Mathematics/Psychology : 104

Date & Time

October 22, 2025, 11:00 am11:50 am

Description

Session Chair:Josh McCarter
Discussant:Dr. Matthew Kvalheim

Speaker 1: Harrison Lewis
Title
Simulated Patient Data Classification for Accurate Tuning of Proton Beam Radiotherapy
Abstract
Proton beam radiotherapy is used to bombard tumor cells with radiation more precisely than standard radiology treatments. Novel radiation detectors are being developed to allow technicians to monitor the progress of the treatment in real time. To tune the precision of these detectors, GEANT4 particle simulations were created to model the entire experimental setup from emission to detection. Once generated, datasets are stratified into 13 classes representing distinct detection scenarios and preprocessed for machine learning. Fully Connected (FCN), Long Short Term Memory (LSTM), and 1D Convolutional Neural Networks (1DCNN) have been considered for the classification task. Studies were run on HPCF hardware on both CPU and GPU. True and corrected events are used to reconstruct the beam image to confirm its precise positioning and validate the classification.

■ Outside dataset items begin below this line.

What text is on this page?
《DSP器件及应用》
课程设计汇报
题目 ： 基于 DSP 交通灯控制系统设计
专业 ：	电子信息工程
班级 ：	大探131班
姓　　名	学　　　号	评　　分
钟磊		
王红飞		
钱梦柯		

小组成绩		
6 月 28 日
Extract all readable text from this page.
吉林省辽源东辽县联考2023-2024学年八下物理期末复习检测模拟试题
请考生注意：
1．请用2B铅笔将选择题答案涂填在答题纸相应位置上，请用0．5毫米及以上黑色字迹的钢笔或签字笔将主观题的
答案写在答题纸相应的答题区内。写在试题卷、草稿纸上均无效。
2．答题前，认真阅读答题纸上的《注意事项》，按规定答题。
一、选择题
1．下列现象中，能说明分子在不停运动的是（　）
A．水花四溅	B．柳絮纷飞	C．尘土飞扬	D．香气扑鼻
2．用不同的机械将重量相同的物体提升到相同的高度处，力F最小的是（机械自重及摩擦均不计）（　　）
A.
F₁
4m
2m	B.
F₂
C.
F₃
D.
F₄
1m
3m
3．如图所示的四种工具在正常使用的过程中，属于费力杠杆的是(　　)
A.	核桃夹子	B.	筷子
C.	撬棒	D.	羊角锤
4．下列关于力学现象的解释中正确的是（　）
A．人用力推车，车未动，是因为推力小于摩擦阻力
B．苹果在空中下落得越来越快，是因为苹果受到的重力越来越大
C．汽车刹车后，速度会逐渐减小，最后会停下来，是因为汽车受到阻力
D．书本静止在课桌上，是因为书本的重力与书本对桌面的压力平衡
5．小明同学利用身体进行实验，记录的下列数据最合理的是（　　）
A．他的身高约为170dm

Speaker 2: Mouhamed Oloude
Title
Meta-Analytic Structural Equation Models for Path and Confirmatory Factor Analyses
Abstract
Meta-Analytic Structural Equation Modeling (MASEM) provides a powerful framework for integrating theoretical models across studies by combining the strengths of meta-analysis and structural equation modeling. Whereas traditional meta-analysis focuses on single, independent effect sizes, MASEM synthesizes entire correlation or covariance matrices to test complex causal and measurement structures involving multiple interrelated constructs.

This talk introduces the motivation behind MASEM, contrasting it with traditional and multivariate meta-analysis, and illustrates how it enables researchers to examine mediation, moderation, and latent variable models across diverse studies. Using examples and real data from the World Values Survey, I will demonstrate how MASEM reconstructs theoretical pathways that ordinary meta-analysis cannot capture.